The difference, of course, may be a distinction without importance, since they both describe the daily progression of time as “Tamid” — perpetual — like a deli case filled with rows upon rows of black and white cookies, end to end. But we’re Jews, so we know they are black-and-white cookies, not white-and-black. Or are they?
If the day begins at dawn, then the world belongs to human society, to logic and effort, to striving workers engaging in commerce in the streets of town. If, however, we begin when the lights go out, human civilization is no longer the measuring stick of the world. Fear breeds in the wilds of night, setting the tone for each day when most people are asleep. This distinction is laid out in the psalm for Rosh Chodesh (Psalm 104).
For most of us, the repetitive tasks of life lull us into viewing life as the Tamid sacrifice is described, beginning with the morning, doing our jobs and making our plans for a day’s worth of activity, ruled by the ticking of the clock and the frustrations of our daily commute. We sometimes forget the shadow side of experience, where neither time nor life are givens. These are occasions when our very first priority must be lighting a flame, simply to survive.
For Jews, time is tricky. The talmudic tractate Megilla describes the elasticity of when Purim — the only biblically ordained holiday tied to a historical event that occurred on a specific date — is to be observed. Unlike other chagim, the various activities of Purim may be spread out over more than a week’s time, depending on lots of variables (where you find yourself, how many people can you gather, is there a wall, is there a tradition, is there a Shabbat). And as this year demonstrates, whether or not an extra month has been added to the calendar.
This year is a shana me’uberet — a year pregnant with an extra lunar month — that puts off Purim and yahrzeits until the second Adar. This Shabbat is thus not only Parshat Tetzaveh, but also Shushan Purim Katan, a shadowy prequel to what will occur, a ’lil Shushan Purim. Shushan Purim, you may recall, is the day after the regular celebration at having survived almost certain annihilation, fighting another day in the Persian capital and resting and feasting a day later than their compatriots in the hinterlands.

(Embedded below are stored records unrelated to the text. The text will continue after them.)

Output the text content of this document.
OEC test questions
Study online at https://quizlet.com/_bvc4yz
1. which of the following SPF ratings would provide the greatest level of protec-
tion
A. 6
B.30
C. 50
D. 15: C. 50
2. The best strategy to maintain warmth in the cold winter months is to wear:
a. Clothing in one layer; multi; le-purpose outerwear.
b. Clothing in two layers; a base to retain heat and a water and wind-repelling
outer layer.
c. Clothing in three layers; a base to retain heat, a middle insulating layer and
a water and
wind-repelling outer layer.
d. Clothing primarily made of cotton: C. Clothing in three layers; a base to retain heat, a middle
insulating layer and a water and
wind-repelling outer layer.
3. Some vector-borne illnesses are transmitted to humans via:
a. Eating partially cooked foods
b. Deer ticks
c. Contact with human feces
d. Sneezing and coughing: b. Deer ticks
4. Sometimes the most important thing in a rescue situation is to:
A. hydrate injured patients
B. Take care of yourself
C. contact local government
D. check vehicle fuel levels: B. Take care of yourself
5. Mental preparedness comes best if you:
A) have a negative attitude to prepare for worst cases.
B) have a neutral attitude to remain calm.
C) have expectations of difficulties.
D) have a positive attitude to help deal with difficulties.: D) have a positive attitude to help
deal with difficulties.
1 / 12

For me, personally, the date is fraught. Years ago, my brothers and I stood by our mother’s bedside on Purim as she slipped into a coma that made no sense. Three days before, she had been going about her life normally, but a cascading series of blood chemistry issues forced her into the hospital and forced my younger brother to call me and Richie to rush to Los Angeles from New Orleans and Tampa. I was able to speak with my mom before her coma. My big brother, Rich, who arrived a few hours later, never got to see her alive again. She teetered on the brink of death that afternoon as the hospital’s family liaison, dressed absurdly in a fake beard and clown costume, tried to prepare us for her death. She held on until after sunset, setting her time of death and yahrzeit on Shushan Purim, rather than Purim itself. But the timing was, in a sense, arbitrary. It had been coming, stalking her invisibly.
We believe that by doing our daily routines, we can wrestle and eventually subdue time itself. But we’ll never know when it viciously leaps out at us in unpredictable moments. Better to realize that both sides of the black-and-white cookie actually taste the same, better both to prepare daily sacrifices and to kindle the nightlight, because you never know which version of “regularity” you will face. Complacency is a psychological gift that ought not be squandered by regarding it as the only possibility. October 7, in a sense, had always been coming, waiting in the wings. Do what you can to live life, says our Torah portion, but don’t forget the shadows, the penumbras and echoes, even from future catastrophes, that may arrive at any time.